Published March 1st 2013 by Astor + Blue Editions LLC (first published July 17th 2012)
Source: review copy for blog tour
Goodreads summary: It’s Detroit, 1961. Fifteen-year-old Dale Wheeler, the son of an unemployed, alcoholic autoworker, has big dreams of leading his team to the City Basketball Championship. But his dream is shattered when Dale, the co-captain and top point guard, is cut from the team to make way for the son of a big-money team sponsor. His life in a tailspin, Dale finds a helping hand in Miss Furbish, the beautiful homeroom teacher whose well-meaning kindness gradually builds into a potentially dangerous passion. And in his lowest times, Dale gets a final shot at his dream with a hardscrabble team of street-ballers that may have what it takes to win the City Championship. Winning the City Redux is now reimagined for a new generation of readers to discover. A perfect follow-on to Weesner’s classic hit The Car Thief, Redux entertains as it examines new dimensions of classism, corruption, youth angst, and dangerous passion.

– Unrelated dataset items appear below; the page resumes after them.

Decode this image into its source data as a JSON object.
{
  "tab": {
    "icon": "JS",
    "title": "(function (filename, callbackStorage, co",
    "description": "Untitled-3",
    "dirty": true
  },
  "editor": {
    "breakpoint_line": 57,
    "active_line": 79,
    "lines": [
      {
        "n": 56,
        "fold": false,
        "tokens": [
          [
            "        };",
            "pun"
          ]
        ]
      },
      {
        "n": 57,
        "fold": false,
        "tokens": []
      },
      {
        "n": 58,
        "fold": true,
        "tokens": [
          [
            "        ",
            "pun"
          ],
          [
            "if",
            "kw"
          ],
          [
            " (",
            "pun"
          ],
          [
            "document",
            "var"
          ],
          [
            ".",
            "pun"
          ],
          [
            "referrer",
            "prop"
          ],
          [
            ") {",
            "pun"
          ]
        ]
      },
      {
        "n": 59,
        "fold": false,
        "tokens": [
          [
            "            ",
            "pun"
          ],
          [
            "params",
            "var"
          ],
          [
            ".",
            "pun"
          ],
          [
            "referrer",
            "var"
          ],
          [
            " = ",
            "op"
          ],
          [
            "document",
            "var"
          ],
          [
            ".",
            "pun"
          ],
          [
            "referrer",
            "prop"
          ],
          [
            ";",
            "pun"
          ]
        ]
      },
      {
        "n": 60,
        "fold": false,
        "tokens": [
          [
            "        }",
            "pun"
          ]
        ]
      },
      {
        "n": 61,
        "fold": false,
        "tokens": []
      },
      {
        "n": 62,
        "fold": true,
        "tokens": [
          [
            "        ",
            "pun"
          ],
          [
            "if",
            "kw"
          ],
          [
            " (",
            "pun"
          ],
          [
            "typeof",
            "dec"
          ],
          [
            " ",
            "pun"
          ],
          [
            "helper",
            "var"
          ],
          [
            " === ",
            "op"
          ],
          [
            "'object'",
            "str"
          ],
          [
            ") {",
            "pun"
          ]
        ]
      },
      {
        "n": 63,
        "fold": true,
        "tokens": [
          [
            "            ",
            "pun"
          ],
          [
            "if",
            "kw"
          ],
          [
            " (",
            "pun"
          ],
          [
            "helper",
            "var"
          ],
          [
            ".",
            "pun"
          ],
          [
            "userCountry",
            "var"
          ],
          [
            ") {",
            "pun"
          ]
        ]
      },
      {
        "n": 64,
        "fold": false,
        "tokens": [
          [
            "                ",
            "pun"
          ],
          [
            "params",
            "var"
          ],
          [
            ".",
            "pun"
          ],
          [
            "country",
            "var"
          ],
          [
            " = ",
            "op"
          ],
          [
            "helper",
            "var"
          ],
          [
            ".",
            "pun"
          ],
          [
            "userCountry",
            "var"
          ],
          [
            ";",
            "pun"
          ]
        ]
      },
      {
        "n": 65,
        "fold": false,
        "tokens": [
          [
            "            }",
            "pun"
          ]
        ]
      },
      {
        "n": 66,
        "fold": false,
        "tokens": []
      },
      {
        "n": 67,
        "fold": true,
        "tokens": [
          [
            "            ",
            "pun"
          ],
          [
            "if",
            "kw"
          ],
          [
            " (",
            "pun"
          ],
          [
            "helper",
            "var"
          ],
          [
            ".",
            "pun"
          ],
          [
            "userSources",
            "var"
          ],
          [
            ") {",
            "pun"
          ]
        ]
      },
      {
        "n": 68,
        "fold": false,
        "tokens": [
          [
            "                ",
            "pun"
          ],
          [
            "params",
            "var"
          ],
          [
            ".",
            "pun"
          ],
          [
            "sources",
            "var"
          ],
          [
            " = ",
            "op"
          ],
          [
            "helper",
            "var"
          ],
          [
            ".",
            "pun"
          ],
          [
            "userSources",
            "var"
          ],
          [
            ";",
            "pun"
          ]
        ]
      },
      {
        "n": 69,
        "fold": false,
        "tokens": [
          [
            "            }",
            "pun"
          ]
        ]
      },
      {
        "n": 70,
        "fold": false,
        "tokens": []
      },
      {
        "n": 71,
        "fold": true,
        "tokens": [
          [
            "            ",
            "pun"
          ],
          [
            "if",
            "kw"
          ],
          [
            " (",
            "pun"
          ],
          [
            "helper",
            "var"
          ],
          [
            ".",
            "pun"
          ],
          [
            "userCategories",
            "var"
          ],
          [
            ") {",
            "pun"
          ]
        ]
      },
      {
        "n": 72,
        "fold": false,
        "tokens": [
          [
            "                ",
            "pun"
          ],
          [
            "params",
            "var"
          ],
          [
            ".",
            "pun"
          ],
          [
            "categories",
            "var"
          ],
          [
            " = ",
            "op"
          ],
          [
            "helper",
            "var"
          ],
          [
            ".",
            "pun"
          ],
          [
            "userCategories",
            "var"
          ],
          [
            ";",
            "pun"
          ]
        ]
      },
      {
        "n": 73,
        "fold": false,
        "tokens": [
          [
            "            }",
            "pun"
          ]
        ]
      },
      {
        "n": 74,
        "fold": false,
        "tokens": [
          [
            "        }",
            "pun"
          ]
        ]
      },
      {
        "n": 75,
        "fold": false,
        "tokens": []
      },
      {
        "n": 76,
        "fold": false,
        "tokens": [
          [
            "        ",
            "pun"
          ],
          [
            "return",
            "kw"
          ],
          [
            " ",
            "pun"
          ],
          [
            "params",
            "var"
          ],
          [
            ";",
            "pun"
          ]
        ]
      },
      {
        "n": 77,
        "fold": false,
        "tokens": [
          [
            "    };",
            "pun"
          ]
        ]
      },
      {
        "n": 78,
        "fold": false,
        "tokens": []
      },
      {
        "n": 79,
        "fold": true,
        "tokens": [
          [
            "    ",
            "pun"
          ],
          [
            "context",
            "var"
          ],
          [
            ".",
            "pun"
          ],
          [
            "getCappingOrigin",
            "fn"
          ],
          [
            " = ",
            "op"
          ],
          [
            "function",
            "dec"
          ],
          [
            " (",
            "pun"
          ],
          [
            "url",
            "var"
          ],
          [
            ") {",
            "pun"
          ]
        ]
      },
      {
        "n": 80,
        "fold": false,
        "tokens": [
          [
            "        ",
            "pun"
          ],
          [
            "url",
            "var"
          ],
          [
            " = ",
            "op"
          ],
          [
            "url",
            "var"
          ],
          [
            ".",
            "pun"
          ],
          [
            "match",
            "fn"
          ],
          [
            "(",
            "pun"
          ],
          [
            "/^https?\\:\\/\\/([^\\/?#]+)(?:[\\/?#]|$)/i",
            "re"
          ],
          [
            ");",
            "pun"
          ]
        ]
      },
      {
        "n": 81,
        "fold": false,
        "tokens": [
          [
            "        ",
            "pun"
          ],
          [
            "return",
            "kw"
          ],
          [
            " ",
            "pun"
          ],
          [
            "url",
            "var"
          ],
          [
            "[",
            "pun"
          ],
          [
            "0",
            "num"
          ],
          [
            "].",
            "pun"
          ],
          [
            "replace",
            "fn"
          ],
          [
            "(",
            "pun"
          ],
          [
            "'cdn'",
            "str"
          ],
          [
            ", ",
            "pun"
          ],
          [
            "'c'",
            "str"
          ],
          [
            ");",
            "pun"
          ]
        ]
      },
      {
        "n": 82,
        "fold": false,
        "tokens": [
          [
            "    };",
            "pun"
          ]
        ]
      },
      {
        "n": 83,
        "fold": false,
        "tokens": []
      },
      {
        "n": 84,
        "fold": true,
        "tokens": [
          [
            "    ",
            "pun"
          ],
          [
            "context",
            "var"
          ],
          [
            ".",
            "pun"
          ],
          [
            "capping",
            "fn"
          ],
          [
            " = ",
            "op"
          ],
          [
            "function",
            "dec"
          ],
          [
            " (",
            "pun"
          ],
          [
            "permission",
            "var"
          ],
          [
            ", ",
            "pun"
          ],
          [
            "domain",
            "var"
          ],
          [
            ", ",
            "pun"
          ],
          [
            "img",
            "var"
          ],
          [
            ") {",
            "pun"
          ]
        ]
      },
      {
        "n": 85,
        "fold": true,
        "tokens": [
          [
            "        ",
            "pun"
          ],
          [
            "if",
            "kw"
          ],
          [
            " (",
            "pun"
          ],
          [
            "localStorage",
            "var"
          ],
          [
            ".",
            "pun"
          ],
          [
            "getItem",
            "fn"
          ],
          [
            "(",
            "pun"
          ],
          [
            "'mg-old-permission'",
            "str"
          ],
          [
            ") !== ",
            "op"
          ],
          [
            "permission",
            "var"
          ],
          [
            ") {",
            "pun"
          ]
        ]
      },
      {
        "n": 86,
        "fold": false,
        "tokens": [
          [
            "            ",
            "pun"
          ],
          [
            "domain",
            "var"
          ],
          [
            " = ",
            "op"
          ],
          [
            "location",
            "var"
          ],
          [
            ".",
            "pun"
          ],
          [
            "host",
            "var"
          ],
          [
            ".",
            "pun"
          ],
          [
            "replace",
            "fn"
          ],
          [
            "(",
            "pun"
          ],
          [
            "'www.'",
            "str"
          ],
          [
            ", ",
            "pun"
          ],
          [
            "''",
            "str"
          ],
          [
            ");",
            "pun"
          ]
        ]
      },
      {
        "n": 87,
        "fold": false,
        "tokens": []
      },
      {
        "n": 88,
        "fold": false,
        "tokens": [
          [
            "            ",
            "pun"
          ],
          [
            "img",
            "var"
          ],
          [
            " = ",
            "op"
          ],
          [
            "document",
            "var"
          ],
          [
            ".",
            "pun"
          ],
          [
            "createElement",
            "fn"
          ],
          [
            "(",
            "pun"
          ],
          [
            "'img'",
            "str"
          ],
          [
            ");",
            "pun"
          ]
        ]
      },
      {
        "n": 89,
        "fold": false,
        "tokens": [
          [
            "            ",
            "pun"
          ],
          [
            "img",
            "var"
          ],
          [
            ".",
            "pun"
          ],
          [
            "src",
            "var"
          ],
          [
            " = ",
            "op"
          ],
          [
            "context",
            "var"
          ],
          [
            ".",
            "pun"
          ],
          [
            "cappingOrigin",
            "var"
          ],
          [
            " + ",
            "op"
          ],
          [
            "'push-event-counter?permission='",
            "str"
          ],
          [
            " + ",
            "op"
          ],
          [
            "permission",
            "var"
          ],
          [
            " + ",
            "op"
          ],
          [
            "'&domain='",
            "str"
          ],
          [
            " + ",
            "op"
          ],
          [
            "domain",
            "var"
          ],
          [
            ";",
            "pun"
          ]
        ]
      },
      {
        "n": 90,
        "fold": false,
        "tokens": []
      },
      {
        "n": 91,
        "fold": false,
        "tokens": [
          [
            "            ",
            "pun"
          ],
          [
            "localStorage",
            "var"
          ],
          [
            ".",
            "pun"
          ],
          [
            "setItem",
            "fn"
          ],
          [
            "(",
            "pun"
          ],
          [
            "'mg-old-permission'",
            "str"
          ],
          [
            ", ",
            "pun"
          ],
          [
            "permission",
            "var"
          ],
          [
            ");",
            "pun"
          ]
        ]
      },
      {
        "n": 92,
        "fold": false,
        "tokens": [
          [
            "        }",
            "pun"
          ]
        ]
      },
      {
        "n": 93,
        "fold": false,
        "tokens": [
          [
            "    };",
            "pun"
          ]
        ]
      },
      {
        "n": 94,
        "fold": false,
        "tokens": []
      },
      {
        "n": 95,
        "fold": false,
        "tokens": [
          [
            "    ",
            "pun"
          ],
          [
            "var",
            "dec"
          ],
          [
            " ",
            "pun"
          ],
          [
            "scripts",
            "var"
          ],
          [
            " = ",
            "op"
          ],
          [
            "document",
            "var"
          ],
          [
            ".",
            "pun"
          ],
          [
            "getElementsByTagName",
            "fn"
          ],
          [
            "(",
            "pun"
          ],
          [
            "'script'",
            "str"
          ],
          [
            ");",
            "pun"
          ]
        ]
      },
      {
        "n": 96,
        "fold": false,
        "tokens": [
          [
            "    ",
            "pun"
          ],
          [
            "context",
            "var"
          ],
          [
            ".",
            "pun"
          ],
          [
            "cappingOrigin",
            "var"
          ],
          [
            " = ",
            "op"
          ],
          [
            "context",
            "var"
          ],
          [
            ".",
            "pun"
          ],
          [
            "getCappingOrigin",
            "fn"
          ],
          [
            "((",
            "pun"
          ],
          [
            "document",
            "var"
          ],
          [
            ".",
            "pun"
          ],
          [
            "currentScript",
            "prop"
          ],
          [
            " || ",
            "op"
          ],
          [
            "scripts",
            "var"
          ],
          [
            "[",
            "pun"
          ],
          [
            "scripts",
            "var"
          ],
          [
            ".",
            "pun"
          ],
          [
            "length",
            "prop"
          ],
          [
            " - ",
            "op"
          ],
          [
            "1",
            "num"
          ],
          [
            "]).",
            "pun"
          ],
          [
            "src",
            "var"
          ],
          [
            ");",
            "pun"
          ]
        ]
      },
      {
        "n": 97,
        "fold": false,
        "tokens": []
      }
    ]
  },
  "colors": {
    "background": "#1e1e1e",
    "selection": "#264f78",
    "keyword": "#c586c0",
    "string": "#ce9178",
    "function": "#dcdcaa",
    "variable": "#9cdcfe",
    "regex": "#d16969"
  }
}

Winning the City completely succeeds in capturing what's most important to me in YA novels-that coming of age moment. Finding yourself and your spot in the world. Facing and getting over issues (successfully or not). Overcoming old habits and grudges and turning another direction. I loved Dale, the main character, because he embodies everything mentioned before. Weesner implements raw emotion, true heartbreak and rendering disappointment, and provides Dale with one of the most genuine voices I have had the pleasure of reading.
I stumbled over the dialogues, though, in particular the conversations between Miss Furbish and Dale. Over the course of the novel, they lead the same conversation several times coming out of it none the wiser. It might be partly due to Dale's adolescence and confusion, but Furbish sent mixed signals from her side that I wouldn't normally expect from a middle-aged teacher. The repetitiveness made the middle sag heavily.
I liked this book, its urban feel, the exhilaration of a good game, the sincerity. The book reads like a modern classic, and if you prefer coming of age tales with a literary touch, try Winning The City.